Boost.Histogram maintains 100% line coverage. Coverage is automatically checked by CI. To generate a report locally, you need to build the code with gcc-8 and coverage instrumentation enabled, do b2 toolset=gcc-8 cxxstd=latest coverage=on test. To generate the coverage report, run tools/cov.sh from the project root directory of Boost.Histogram. This will generate a new folder coverage-report with a HTML report. Open coverage-report/index.html in a browser.

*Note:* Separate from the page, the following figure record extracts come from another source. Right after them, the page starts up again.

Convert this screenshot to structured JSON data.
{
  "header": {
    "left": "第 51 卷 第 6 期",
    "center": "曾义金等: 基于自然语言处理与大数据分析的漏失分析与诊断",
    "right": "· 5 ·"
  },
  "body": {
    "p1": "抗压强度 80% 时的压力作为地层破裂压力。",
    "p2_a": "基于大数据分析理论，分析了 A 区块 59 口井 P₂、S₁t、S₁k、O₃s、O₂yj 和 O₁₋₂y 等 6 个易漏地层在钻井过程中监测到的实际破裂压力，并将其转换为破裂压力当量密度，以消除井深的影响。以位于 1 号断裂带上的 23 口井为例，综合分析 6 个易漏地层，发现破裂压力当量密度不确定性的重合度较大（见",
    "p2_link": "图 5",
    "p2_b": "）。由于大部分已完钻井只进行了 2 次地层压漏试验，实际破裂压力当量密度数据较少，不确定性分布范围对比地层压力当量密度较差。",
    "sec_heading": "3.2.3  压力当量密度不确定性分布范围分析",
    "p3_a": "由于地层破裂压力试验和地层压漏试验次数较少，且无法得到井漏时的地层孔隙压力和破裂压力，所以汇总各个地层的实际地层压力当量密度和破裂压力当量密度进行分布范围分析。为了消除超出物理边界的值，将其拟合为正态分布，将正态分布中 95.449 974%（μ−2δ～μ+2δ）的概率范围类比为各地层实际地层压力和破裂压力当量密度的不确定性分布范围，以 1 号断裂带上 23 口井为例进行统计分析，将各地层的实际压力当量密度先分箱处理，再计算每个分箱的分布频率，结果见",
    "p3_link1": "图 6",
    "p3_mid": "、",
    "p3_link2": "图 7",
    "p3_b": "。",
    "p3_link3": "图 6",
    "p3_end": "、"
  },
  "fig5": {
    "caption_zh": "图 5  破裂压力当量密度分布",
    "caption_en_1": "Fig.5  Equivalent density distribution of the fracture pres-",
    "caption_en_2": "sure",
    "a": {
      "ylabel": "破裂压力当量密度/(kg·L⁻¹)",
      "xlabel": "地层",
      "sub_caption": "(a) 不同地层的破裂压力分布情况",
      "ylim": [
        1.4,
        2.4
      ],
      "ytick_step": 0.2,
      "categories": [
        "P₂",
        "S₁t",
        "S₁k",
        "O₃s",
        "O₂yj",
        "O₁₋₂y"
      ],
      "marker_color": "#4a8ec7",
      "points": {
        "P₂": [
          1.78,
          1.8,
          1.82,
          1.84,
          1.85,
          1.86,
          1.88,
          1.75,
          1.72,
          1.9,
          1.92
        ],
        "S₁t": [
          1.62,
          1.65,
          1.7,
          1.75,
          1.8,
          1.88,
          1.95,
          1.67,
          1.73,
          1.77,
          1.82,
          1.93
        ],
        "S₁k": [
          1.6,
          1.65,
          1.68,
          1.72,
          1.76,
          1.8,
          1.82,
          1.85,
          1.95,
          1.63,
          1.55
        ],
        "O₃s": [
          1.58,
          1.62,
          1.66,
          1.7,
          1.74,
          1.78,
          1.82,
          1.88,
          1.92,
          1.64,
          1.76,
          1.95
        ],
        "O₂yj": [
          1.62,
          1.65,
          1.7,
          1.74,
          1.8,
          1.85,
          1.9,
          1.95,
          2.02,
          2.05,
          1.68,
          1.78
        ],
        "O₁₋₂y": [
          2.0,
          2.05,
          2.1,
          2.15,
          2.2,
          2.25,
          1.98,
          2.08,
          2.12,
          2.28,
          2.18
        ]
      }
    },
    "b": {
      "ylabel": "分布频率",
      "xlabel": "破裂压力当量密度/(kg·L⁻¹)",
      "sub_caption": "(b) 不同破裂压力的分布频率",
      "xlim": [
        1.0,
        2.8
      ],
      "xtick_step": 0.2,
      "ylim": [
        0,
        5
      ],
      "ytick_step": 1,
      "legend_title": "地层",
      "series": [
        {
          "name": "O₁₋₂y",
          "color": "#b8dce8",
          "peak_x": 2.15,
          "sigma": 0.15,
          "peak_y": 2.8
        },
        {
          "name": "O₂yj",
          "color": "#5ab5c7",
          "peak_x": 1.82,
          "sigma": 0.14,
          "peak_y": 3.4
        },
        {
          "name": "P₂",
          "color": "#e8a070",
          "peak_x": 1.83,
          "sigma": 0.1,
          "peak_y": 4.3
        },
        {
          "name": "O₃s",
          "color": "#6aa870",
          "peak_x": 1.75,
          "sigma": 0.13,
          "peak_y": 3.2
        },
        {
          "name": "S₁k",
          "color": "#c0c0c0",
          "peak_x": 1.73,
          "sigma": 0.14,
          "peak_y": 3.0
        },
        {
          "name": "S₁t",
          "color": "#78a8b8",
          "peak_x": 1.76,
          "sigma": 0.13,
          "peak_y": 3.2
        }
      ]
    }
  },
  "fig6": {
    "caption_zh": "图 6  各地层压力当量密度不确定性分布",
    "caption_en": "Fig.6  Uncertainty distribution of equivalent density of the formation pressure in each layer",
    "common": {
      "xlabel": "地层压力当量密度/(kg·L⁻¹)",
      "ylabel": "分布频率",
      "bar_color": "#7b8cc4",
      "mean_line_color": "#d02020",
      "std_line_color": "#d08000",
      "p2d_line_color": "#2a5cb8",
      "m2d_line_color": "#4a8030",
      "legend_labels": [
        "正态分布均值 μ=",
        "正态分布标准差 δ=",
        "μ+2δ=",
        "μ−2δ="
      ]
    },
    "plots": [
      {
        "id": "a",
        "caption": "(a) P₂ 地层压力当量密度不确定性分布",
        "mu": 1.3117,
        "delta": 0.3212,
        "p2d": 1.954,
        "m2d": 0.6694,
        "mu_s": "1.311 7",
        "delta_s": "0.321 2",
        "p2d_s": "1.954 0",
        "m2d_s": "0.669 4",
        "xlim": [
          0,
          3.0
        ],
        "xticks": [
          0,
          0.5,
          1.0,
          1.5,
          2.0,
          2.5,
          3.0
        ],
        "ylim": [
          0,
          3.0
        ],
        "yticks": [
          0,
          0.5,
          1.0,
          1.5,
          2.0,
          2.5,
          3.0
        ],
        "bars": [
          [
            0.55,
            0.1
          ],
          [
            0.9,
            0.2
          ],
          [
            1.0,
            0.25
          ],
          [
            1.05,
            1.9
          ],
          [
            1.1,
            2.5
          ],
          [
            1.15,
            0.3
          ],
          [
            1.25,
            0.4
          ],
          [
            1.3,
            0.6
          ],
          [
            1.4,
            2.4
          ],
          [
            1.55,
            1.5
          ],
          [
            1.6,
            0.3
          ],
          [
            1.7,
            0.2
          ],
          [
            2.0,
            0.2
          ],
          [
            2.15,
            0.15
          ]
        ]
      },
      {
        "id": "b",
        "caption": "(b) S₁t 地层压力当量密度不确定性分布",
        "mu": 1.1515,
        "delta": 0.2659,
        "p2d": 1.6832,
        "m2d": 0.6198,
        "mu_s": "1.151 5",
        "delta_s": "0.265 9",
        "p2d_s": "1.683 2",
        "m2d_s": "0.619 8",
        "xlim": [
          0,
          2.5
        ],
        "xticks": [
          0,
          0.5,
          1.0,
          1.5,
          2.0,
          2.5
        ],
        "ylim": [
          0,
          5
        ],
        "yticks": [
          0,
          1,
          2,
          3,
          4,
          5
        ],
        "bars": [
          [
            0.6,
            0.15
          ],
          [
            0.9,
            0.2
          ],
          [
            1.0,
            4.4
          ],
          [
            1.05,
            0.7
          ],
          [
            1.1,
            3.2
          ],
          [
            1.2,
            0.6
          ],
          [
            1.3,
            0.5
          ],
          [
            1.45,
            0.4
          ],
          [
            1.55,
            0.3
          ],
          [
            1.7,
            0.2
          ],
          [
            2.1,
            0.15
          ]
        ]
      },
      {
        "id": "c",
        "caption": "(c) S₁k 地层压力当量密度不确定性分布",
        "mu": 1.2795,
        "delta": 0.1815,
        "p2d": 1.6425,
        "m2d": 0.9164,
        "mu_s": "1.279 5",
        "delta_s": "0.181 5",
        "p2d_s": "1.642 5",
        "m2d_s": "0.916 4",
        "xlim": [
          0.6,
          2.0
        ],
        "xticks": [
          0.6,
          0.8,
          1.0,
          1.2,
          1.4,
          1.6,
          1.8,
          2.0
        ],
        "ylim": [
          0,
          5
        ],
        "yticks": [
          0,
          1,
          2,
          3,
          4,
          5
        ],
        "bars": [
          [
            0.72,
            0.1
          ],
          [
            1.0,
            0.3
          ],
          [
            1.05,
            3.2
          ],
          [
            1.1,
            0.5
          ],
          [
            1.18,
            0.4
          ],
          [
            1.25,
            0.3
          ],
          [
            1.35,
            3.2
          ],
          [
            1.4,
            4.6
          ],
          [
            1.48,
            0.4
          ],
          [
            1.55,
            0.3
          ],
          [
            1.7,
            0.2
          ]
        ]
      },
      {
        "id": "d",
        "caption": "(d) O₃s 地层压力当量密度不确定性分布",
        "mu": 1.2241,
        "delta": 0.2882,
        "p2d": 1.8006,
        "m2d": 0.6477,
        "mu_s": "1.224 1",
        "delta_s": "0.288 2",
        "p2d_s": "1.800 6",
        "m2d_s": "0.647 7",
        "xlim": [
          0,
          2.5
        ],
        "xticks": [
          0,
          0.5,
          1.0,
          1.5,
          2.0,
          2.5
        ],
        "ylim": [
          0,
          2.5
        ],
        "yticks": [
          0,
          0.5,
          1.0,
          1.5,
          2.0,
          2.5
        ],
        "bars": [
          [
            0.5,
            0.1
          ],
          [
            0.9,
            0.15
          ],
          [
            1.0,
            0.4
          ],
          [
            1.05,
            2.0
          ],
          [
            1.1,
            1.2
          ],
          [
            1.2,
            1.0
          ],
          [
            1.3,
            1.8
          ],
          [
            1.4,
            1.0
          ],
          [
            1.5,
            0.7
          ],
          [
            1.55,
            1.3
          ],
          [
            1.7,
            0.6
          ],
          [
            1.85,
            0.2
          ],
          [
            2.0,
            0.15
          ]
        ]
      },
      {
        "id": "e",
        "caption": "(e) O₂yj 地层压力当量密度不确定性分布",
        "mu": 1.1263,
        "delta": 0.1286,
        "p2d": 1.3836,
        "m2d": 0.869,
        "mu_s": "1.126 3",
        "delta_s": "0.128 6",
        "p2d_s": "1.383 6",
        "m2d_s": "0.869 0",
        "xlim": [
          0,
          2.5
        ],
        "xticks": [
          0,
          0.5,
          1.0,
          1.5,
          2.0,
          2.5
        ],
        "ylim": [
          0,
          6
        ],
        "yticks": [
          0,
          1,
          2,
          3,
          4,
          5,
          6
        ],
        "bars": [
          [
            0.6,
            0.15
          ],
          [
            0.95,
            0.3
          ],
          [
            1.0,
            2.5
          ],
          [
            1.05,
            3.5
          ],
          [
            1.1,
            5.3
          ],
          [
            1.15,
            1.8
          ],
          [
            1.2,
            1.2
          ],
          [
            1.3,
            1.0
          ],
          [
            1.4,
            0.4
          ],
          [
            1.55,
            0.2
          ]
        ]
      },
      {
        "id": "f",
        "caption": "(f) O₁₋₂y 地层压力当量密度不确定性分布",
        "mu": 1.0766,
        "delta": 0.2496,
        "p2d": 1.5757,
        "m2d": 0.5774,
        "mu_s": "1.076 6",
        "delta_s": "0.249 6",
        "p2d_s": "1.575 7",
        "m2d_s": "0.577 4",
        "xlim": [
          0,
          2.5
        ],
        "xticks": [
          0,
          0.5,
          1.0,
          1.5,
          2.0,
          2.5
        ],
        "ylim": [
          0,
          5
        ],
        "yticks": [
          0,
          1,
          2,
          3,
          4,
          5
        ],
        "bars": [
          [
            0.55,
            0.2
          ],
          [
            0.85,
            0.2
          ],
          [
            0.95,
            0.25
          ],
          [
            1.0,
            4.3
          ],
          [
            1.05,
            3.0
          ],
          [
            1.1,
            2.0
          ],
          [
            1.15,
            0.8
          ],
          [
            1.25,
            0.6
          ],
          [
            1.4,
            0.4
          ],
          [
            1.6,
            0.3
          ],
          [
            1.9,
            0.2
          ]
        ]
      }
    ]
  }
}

Notes: Generating coverage data is very fickle. You need to use gcc-5 or gcc-8 and a matching version of gcov, other gcc versions (6, 7, 9) are known to be broken or are not supported by lcov, which is used to process the raw coverage data. Generating coverage data with clang and llvm-cov is not supported by lcov. The best results are obtained with gcc-5. gcc-8 is known to report lines as missed which are impossible to miss.

Coding Style

Follow the Boost Library Requirements and Guidelines and the established style in Boost.Histogram.

Code formatting

Using clang-format -style=file is recommended, which should pick up the .clang-format file of the project. All names are written with small letters and _. Template parameters are capitalized and in camel-case.

Documentation

Doxygen comments should be added for all user-facing functions and methods. Implementation details are not documented (everything in the boost::histogram::detail namespace is an implementation detail that can change at any time).